To the east the ridge gradually falls to nearly 300 m, before turning east-north-east towards the Aappilattorsuaq massif. The southern wall of Nasaasaaq falls directly to Amerloq Fjord.

The northern wall is not a uniform surface, dissected by ledges, dihedrals, and ramps. The main access route to the summit leads through one of the ramps to the saddle between the main summit and its western trabant. The passage on the top cone is secured by ropes for unprepared tourists.

== Tourism ==
The main summit is visited for its long-range view of the coast, although more limited to the north than that of Palasip Qaqqaa to the north of the town airport.
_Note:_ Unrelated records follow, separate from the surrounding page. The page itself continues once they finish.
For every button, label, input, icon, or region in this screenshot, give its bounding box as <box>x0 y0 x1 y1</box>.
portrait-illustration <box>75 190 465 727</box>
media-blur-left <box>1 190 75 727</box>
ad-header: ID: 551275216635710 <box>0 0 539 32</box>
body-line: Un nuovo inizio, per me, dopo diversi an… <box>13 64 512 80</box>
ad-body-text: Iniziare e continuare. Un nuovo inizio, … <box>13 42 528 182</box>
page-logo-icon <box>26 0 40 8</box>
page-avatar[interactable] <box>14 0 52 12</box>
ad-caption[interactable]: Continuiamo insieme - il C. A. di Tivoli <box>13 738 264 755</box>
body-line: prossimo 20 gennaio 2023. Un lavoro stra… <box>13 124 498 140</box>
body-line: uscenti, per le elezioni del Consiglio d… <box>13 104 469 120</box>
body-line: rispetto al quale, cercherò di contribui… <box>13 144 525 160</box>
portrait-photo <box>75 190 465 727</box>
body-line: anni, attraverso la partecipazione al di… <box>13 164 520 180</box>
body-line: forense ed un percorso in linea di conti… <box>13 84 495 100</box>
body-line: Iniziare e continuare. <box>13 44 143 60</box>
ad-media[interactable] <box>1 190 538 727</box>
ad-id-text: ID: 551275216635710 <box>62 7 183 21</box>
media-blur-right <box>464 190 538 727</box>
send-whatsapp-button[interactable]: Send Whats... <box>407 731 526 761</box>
An alternative route to the top of interest to mountaineers leads through the hard-to-find low pass to the east of the main summit, and from there directly on the summit cone ridge.

=== Polar Route ===
The tough, 160 km Arctic Circle Race takes place each winter, with the trail partially overlapping with the Polar Route from Sisimiut to Kangerlussuaq. The race was inaugurated in 1998, since then becoming an international competition. The Polar Route passes through the saddle between Nasaasaaq and the much lower Alanngorsuaq mountain to the north, with the summit of the latter sometimes visited by way of a variant. A small lift for downhill skiing is also installed on the saddle.